Mortgage Rates Again Unchanged
Mortgage rates were unchanged again today,
continuing a trend of minimal movement that has been intact for all but one day
in the last month. Rates are not much
different now as they were then. Am I
beginning to sound like a broken record?
Within the near term trading range the 10yr and MBSs
showed a little volatility. MBS prices started slightly lower this morning then
about 10:00 selling took MBS prices down 16BPS and the 10yr ran up to 1.90% as
I finished my report this morning and commented on such. This
afternoon the 10yr fell back to 1.88% and MBS prices crawled back to where it
basically opened this morning. Not a
huge amount of volatility in terms of the actual changes but more confirmation
that markets remain confused, selling is non-existent and buying is flat. It is
not prudent to push the markets now in the tight ranges. Which way will the
markets break?
Fed officials did their part today and contributed
to confusion, as one Fed official dove out commenting that rates may move
higher later this year. However, the
person talking was not a FOMC voter this year but still manages to stir the pot
as most officials seem to do anytime they speak. One wants a rate hike sooner as
another wants it later - one official believes the economy is on a nice
recovery once spring takes hold. It is increasingly more annoying to sift
through all the Fed remarks, taken together the take away is the Fed is afraid
to move trying to jaw-bone markets.
Traders in Chicago do not buy any of the Fed’s
comments. It is becoming increasingly clear the Fed is scared to death to raise
rates now. Nice to have so many officials with differing opinions, keeps
markets uneasy and in narrow ranges. Surveys that call for the lift-off in June
are just talk. The Fed will not move in
June. As for Sept no matter what comment we have to gag down from Fed
officials, a rate increase is about the incoming data, markets do not need the
Fed’s “wisdom” to read the data.
Tomorrow March CPI and the University of Michigan
consumer sentiment index will come out.
The biggest issue now is that crude oil is increasing and gasoline
prices will increase. Even though it may
not affect the index tomorrow - but it will.
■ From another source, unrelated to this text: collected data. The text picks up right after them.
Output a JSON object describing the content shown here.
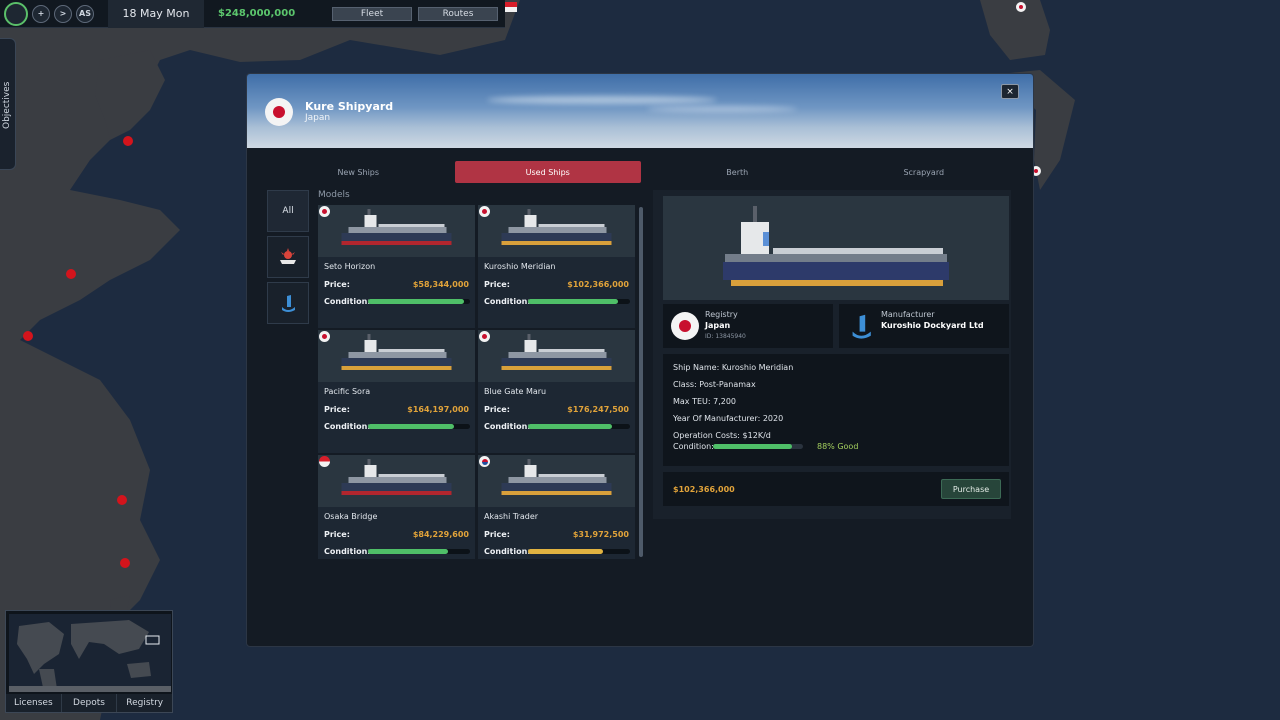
{
  "topbar": {
    "icon_labels": [
      "",
      "+",
      ">",
      "AS"
    ],
    "date": "18 May Mon",
    "money": "$248,000,000",
    "fleet_label": "Fleet",
    "routes_label": "Routes"
  },
  "objectives_label": "Objectives",
  "minimap": {
    "tabs": [
      "Licenses",
      "Depots",
      "Registry"
    ]
  },
  "shipyard": {
    "name": "Kure Shipyard",
    "country": "Japan",
    "close_glyph": "×",
    "tabs": [
      "New Ships",
      "Used Ships",
      "Berth",
      "Scrapyard"
    ],
    "active_tab": "Used Ships",
    "categories": [
      "All"
    ],
    "models_label": "Models",
    "price_label": "Price:",
    "condition_label": "Condition:",
    "ships": [
      {
        "name": "Seto Horizon",
        "price": "$58,344,000",
        "condition": 0.94,
        "flag": "jp"
      },
      {
        "name": "Kuroshio Meridian",
        "price": "$102,366,000",
        "condition": 0.88,
        "flag": "jp"
      },
      {
        "name": "Pacific Sora",
        "price": "$164,197,000",
        "condition": 0.84,
        "flag": "jp"
      },
      {
        "name": "Blue Gate Maru",
        "price": "$176,247,500",
        "condition": 0.82,
        "flag": "jp"
      },
      {
        "name": "Osaka Bridge",
        "price": "$84,229,600",
        "condition": 0.78,
        "flag": "sg"
      },
      {
        "name": "Akashi Trader",
        "price": "$31,972,500",
        "condition": 0.74,
        "flag": "kr"
      }
    ]
  },
  "detail": {
    "registry_label": "Registry",
    "registry_value": "Japan",
    "registry_id": "ID: 13845940",
    "manufacturer_label": "Manufacturer",
    "manufacturer_value": "Kuroshio Dockyard Ltd",
    "ship_name": "Ship Name: Kuroshio Meridian",
    "class": "Class: Post-Panamax",
    "max_teu": "Max TEU: 7,200",
    "year": "Year Of Manufacturer: 2020",
    "operation_costs": "Operation Costs: $12K/d",
    "condition_label": "Condition:",
    "condition_value": 0.88,
    "condition_text": "88% Good",
    "price": "$102,366,000",
    "purchase_label": "Purchase"
  },
  "colors": {
    "accent_red": "#b03444",
    "price_gold": "#e1a33a",
    "condition_green": "#4fbf68",
    "condition_yellow": "#e1b341",
    "money_green": "#5cc66d"
  }
}
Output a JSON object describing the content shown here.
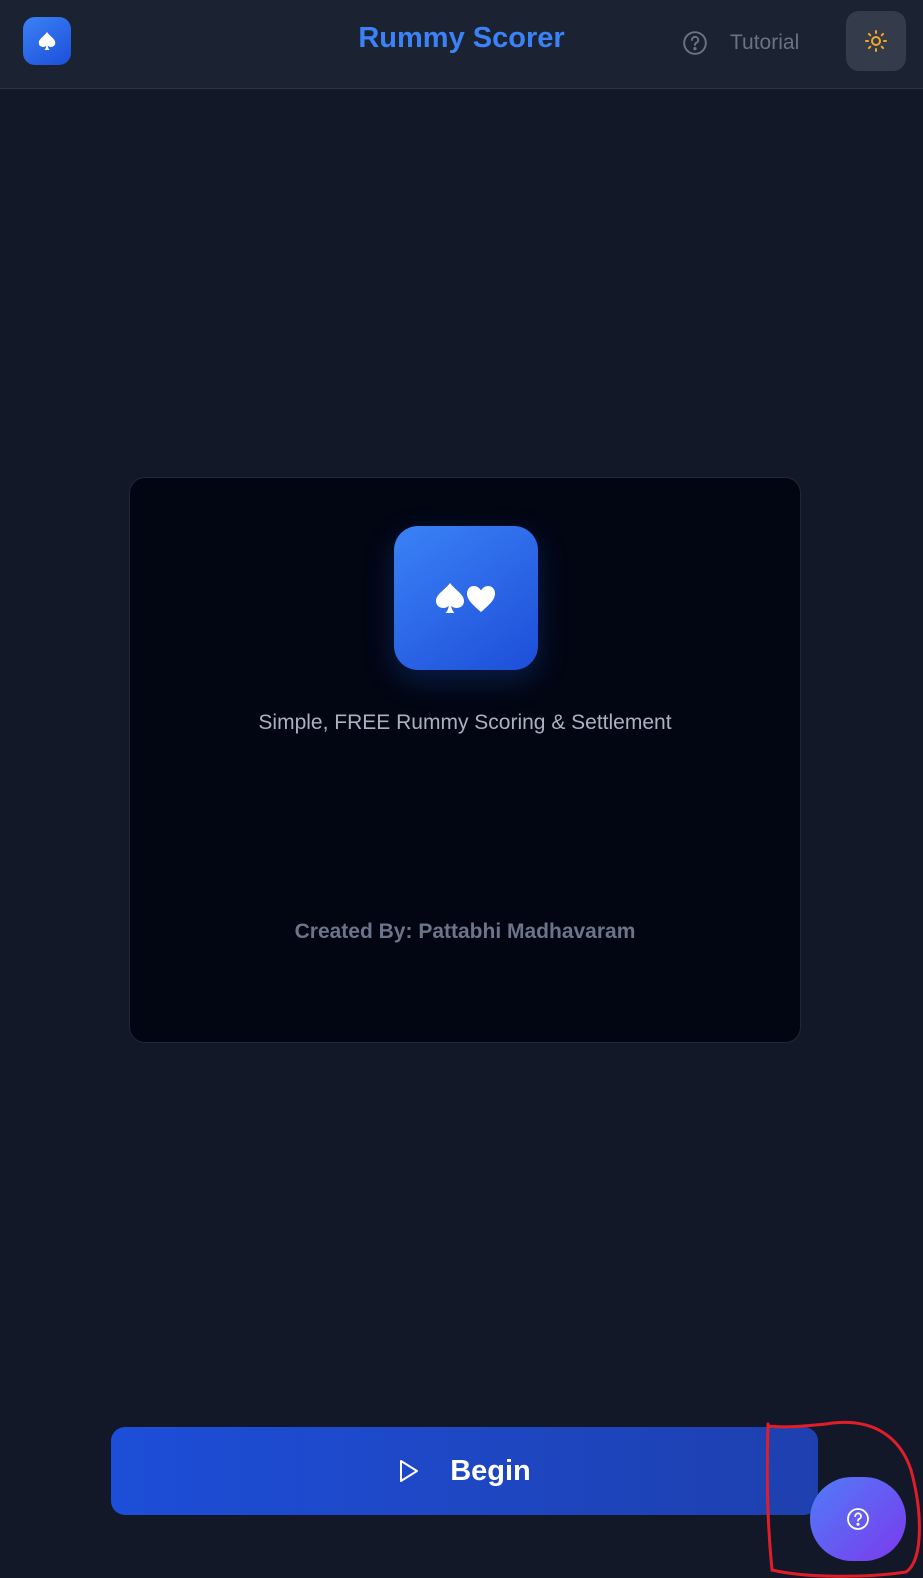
{
  "header": {
    "logo_icon": "spade-icon",
    "title": "Rummy Scorer",
    "tutorial_label": "Tutorial",
    "tutorial_icon": "help-circle-icon",
    "theme_icon": "sun-icon"
  },
  "card": {
    "icon": "spade-heart-icon",
    "tagline": "Simple, FREE Rummy Scoring & Settlement",
    "credit": "Created By: Pattabhi Madhavaram"
  },
  "actions": {
    "begin_label": "Begin",
    "begin_icon": "play-icon",
    "help_icon": "help-circle-icon"
  },
  "colors": {
    "background": "#121827",
    "header_bg": "#1b2232",
    "accent": "#3b82f6",
    "sun": "#f5a524",
    "annotation": "#e11d2a"
  }
}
In summary, it will be nearly two full weeks until
we get any data that is significant enough to justify a big move in rates. Between now and then, it's hard to see where
motivation will come from, as markets are telling us that weakness in the
moderately important economic reports is not enough on its own. Today saw
volatile underlying market conditions that ended up “canceling themselves out”
for lack of a better term. Bonds were
weaker mid-morning, and erased the weakness in the afternoon.